Es leuchtet ein, dass dadurch, dass jeder Zugang hat, auch gleichberechtigt gewirtschaftet werden kann. Das ist im Netz nicht anders, zumal - das ist mir jetzt als Linkem wichtig - Netzverkehr eben nicht immer nur ein Wirtschaftsgut ist, sondern einen bedeutenden Anteil an sozialer und kultureller Teilhabe verwirklicht.

(Zustimmung bei der LINKEN)

Für viele bedeutet die Ankündigung der „Güteklasse“-Tarife ein Ende des Internets, wie sie es kennen. Kinder und Jugendliche aus bildungsfernen Familien sehen kurze, aber auch gern längere Lehrvideos auf YouTube, Professorinnen und Pro

fessoren stellen Material bei vimeo oder Slideshare parat. Beeindruckende hochauflösende Grafiken, die Bildung und Kultur niedrigschwellig der breiten Masse der Bevölkerung zur Verfügung stehen - all das benötigt Bandbreite ohne Volumenbegrenzung.

Ich will, dass die Menschen in unserem Land weiterhin ein breites kulturelles und Bildungsangebot genießen können. Ich will, dass der Zugang zu sozialen Medien und medialen Angeboten nicht noch mehr vom „Klingelbeutel“ der Familien abhängt, und ich will, dass die Hardware- und Softwareausstattung keine Gründe werden, den Zugang zu Inhalten des Netzes einzuschränken.
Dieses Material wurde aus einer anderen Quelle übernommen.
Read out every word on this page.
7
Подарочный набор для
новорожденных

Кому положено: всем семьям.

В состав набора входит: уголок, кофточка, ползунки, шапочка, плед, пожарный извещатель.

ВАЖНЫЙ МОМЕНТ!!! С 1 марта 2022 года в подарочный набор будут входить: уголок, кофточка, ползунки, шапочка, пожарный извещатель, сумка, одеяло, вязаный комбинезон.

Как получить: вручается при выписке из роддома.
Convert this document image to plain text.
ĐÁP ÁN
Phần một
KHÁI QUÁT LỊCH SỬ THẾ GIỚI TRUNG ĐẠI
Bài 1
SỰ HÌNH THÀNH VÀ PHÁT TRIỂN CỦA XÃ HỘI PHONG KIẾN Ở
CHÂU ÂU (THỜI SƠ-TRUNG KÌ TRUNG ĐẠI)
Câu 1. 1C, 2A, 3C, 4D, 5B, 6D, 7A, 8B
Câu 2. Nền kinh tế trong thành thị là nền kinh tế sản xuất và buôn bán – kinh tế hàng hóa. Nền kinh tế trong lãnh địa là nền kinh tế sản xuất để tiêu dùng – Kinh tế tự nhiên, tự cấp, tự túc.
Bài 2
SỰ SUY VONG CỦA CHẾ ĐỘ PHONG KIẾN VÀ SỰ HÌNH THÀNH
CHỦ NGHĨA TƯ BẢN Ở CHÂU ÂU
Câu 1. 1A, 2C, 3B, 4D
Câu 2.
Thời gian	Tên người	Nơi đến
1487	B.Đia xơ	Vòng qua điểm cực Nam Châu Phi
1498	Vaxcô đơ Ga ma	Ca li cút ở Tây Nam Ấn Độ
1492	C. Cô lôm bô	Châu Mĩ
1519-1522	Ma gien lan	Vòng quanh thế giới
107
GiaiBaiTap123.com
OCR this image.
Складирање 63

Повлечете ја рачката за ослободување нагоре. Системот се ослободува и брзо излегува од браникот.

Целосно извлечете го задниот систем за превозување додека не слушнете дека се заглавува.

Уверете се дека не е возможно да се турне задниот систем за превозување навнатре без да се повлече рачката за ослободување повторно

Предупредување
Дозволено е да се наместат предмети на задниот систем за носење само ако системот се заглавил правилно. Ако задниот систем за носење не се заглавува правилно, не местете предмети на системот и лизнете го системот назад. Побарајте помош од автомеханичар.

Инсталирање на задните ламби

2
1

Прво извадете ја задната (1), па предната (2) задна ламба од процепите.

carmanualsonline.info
Meine Damen und Herren! Natürlich hat die politische Diskussion um die Netzneutralität noch einmal ein ganz anderes, hohes Niveau. Die DT AG hat schließlich nicht wirklich vor, Mehreinnahmen für den Breitbandausbau zu generieren - sie hat schließlich eine Wirtschaftlichkeitslücke, wie sie immer selbst behauptet. Sie will, dass auch mit Drosselung für einzelne Dienste und Inhalte die komplette Bandbreite weiterhin gelten soll. Das betrifft aber vor allem das HD-Streaming, also einen der Dienste, der das Netz in der nächsten Zeit am höchsten belasten wird.

So viel zum vorgeschobenen Argument der DT AG. Übrigens ist es bislang noch keinem gelungen, den Engpass im Backbone konkret aufzuzeigen und vor allem auch nicht, wie eine Volumenbegrenzung diesen entlasten würde.

Nein, das Problem der „Güteklassen“, der Drosselung und der Durchleitung bestimmter Inhalte ist der, dass der Internet-Service-Provider wissen muss, welcher Inhalt übertragen wird, um die Datenpakete entsprechend priorisieren oder minorisieren zu können. Einfache Portscans, also das Schauen auf Metadaten, reicht da natürlich nicht mehr aus. Viel zu viele Internetinhalte wurden in letzter Zeit ins Web überführt, eine Entwicklung, die ich persönlich zwar sehr bedauere, die jedoch - zugegeben - politisch nicht weiter relevant ist.

Um die Inhalte zu klassifizieren, muss man weg von den Metadaten und „reinschauen“. Ja, Sie hören richtig: Um in Güteklassen die gewünschten Dienste nach wie vor mit voller Bandbreite durchs Netz zu leiten, muss der Internet-Service-Provider in jedes Kommunikationsverhalten hineinschauen.

Nun ist in der Regel die Netzkommunikation nicht verschlüsselt, und die Daten sind schon jetzt mitzulesen. Aber an jedem Knoten eines InternetService-Providers alle Pakete direkt, live mitzulesen und auf die Inhalte zu schauen stellt eine nie dagewesene Qualität dar, die aus der Sicht der LINKEN ein nicht zu rechtfertigender und unverhältnismäßiger Eingriff in unser aller Kommunikationsverhalten ist.